Which on my block producer results in:

0         0       users:(("cardano-node",pid=683451,fd=42))                 
0         0        users:(("cardano-node",pid=683451,fd=45))                 
0         0         users:(("cardano-node",pid=683451,fd=63))                 
0         0           users:(("sshd",pid=724219,fd=4))                          
0         0        users:(("cardano-node",pid=683451,fd=38))                 
0         0              users:(("cncli",pid=474,fd=10),("cncli",pid=474,fd=9))    
0         0              users:(("cardano-node",pid=683451,fd=41))                 
0         0        users:(("cardano-node",pid=683451,fd=28))                 
0         0         users:(("cardano-node",pid=683451,fd=88))                 
0         0         users:(("cardano-node",pid=683451,fd=52))                 
0         0           users:(("sshd",pid=494,fd=4))

Which then also gives you details about the processes.

I recommend experimenting with the ss tool and taking a look at its man page. You will be glad you did because then you will have a much better understanding. Note that the ss tool doesn’t tell you which way the TCP connection was set up. This is why you need to apply reasoning by looking at the ports involved to figure out how the connection must have been set up.

The eye-candy tools like gLiveView are just using this same ss tool.

Now that you understand better how things work, you can create your own script that runs every minute via a cron job. This script can grab data using the ss tool and export this information using something like prometheus node exporter so that you can have your eye-candy in Grafana.

What I do personally is run a command like this:

printf "%0.s-" {1..70}; \
echo; startsec=$(curl -s -H 'Accept: application/json' http://localhost:12788 | jq '.cardano.node.metrics.nodeStartTime.int.val'); \
startdate="$(date -d @${startsec})"; nowsec=$(date '+%s'); nowdate="$(date)"; runhrs=$(( (nowsec - startsec) / 3600 )); runmins=$(( (nowsec - startsec) % 3600 / 60 )); \
rtsconf="$(ps aux | grep -Po "cardano-node\s.*\+RTS\s.*\-RTS")"; \
missedslots=$(curl -s -H 'Accept: application/json' http:/localhost:12788 | jq '.cardano.node.metrics.slotsMissedNum.int.val'); \
echo "Node Started: ${startdate} (Running: ${runhrs} hrs ${runmins} mins)"; \
echo "RTS settings: ${rtsconf}"; \
echo "Missed slots: ${missedslots}"; \
echo "Memory use:"; free; \
echo; ss -4Htnp state established | grep -Po '192\.168\.27\.9:2700\s+(192\.168\.\d+\.\d+|144\.126\.157\.46):\d+'

The user bash history then has this command saved and I just hit the up arrow to scroll back through my history to repeat this same command as needed.
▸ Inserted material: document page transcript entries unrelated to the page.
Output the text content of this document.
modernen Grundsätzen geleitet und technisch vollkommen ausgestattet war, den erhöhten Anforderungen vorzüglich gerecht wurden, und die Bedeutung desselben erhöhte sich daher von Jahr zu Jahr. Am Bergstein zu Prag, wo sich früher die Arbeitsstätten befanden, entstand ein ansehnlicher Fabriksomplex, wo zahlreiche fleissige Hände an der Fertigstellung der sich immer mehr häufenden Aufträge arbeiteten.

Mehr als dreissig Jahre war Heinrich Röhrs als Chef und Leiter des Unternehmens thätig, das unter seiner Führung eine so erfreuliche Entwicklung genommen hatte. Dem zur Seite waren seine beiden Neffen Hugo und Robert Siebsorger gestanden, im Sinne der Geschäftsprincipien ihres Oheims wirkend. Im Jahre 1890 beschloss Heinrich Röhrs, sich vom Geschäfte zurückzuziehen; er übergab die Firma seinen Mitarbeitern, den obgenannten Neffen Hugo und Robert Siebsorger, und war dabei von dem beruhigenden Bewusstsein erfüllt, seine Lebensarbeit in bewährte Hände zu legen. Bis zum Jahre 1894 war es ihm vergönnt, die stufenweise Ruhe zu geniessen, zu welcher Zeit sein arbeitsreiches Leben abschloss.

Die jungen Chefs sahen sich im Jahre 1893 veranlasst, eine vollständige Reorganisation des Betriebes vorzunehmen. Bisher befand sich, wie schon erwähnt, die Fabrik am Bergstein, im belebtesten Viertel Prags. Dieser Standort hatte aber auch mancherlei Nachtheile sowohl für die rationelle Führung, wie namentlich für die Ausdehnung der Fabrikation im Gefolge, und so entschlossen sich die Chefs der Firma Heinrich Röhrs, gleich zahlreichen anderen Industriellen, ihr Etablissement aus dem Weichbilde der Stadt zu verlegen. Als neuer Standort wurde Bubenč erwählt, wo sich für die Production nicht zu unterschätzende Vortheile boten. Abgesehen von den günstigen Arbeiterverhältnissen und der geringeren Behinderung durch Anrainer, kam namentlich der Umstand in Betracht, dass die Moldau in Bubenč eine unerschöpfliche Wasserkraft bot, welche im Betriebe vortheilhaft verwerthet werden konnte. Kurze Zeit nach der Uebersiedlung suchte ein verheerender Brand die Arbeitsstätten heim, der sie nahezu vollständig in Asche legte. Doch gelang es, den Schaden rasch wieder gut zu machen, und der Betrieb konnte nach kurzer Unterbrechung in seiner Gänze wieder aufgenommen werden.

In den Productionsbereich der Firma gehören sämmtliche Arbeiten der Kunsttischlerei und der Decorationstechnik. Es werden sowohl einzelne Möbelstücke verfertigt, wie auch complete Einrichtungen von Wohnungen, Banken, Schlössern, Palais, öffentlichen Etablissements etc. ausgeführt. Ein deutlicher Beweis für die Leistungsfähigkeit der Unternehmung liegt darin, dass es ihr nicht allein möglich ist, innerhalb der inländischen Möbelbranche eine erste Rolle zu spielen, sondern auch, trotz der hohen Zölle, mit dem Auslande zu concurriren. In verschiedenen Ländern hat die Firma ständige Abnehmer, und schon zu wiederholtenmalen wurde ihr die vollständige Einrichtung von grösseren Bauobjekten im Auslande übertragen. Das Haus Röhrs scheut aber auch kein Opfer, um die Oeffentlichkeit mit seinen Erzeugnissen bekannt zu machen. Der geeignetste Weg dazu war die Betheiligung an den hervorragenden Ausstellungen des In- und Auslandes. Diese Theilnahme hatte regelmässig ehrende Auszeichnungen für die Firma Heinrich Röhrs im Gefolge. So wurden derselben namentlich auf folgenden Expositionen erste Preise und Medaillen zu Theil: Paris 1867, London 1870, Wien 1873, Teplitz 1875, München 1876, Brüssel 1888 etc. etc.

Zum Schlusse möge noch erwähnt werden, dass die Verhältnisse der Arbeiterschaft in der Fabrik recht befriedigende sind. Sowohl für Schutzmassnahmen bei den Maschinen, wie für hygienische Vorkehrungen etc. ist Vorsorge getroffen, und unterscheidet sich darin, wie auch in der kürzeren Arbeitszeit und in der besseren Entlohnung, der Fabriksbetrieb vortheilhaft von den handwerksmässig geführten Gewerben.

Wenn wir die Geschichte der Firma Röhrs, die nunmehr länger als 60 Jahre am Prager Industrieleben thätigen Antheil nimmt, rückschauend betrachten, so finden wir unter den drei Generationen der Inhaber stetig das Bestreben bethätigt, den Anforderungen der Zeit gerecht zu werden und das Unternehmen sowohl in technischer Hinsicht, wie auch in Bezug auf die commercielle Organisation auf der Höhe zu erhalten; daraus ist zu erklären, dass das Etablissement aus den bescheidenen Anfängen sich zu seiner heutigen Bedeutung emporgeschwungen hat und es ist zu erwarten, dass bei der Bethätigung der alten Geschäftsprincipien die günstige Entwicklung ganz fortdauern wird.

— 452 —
Or you can just save it as a document note somewhere for future copy - paste ability. If you read through the above mini script you can see what it is doing. Then modify it for your needs. But note that my bp is running in P2P mode which provides more useful data via cardano.node.metrics. Experiment with the curl command then pull out the data you want using jq.

The real take-home message, for anyone reading, is to find your own way. Tear apart other people’s scripts and steal ideas. Ensure you understand how things are working. Then build your own scripts to produce the data you want. Don’t trust the scripts created by others until you understand what they do.

Beware that some eye-candy tools can inadvertently open up security holes in your system if you are not careful.